Pierce LePage finds success through path less travelled; works towards consistency in the decathlon
He’s never participated at OFSAA for track and field, let alone heard of OFSAA when he was in high school. He didn’t know about the track and field clubs growing up. He’s never won a college or university championship. But despite that, 22-year-old Pierce Lepage has shown that he’s a force to be reckoned with at the world stage.
After winning the silver medal at the 2018 Commonwealth Games, Lepage’s success has come from a different path than many other track and field athletes. While the majority of Team Canada athletes are currently or were previously affiliated with a club or school program, LePage has been training with Gregory Portnoy exclusively, unattached to any programs or clubs.
Whether the athletes train through a track and field club growing or joining a university or college program in school before joining the professional athletics circuit, LePage has stuck with his coach exclusively throughout his young track and field career. The relationship between athlete and coach wasn’t instantly there, but after time, it developed and it showed with LePage’s skills on the track.
“In high school I wanted to train with my coach, but he said I was too young, so I was like “alright, whatever, I’m just going to play video games until he wants to train with me,” which was all I did, just sat there and played League of Legends,” LePage recalls.

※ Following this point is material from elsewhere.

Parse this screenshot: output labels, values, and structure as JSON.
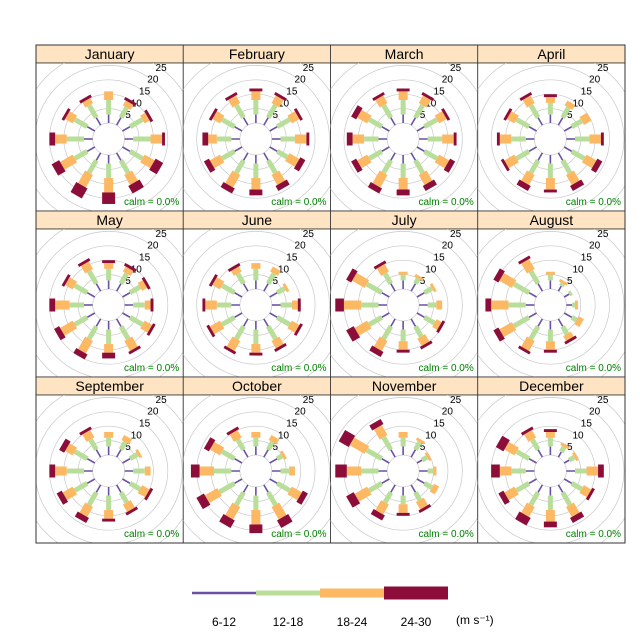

“Our relationship kind of evolved, kind of like, ‘ok he’s my coach’ but he’s basically like my dad. He drops off groceries at my house and does a lot of things, he’s one of the best coaches I’ve ever had so it’s great.”
Even after finishing high school, when university athletic programs were lining up for him to join their track and field programs, LePage stuck with Portnoy and hasn’t looked back.
“He has a great track record with athletes, we get along together, we really click,” LePage says, currently a law and society student at York University. “Nothings gone wrong so there’s nothing that needs to change and I really respect him.”
Since then, LePage has quickly rose up the rankings, capped off this year with the silver medal at the Commonwealth Games. He was also mere points away from qualifying for the Rio Olympics, but misses in the Pole Vault derailed his quest for Rio as an athlete. Luckily, he was still able to attend the Games as a RBC Training Ground winner. Since then, LePage says that experience has fuelled him to be more consistent mentally and ultimately, in his results.
“In my decathlons previously, one event goes super well, one event goes poorly and screws everything up, but then in Australia this year, nothing went super great but nothing went super bad so it was a consistent score,” LePage says. “Usually if you’re doing that in the decathlon, you end up with a good score. Being consistent in all ten events, and if something goes wrong you don’t beat yourself up over it, you just keep going onto the next event.”
Taking a break after the Commonwealth Games to recover from an elbow injury, LePage is back in competition this week at the Canadian National Championships in Ottawa, Ont., competing in the men’s 200m on Thursday, followed by the long jump on Friday. Following the national championships, LePage hopes to find a way onto the NACAC Championships Track and Field in the 6ix as well.
“It’s good that it’s in Toronto this year, sadly there’s no decathlon so maybe I’ll be a sprinter for a little bit,” LePage laughs. “I’ve never competed on a big stage in Toronto, and I know it will be a special moment to be able to do it here.”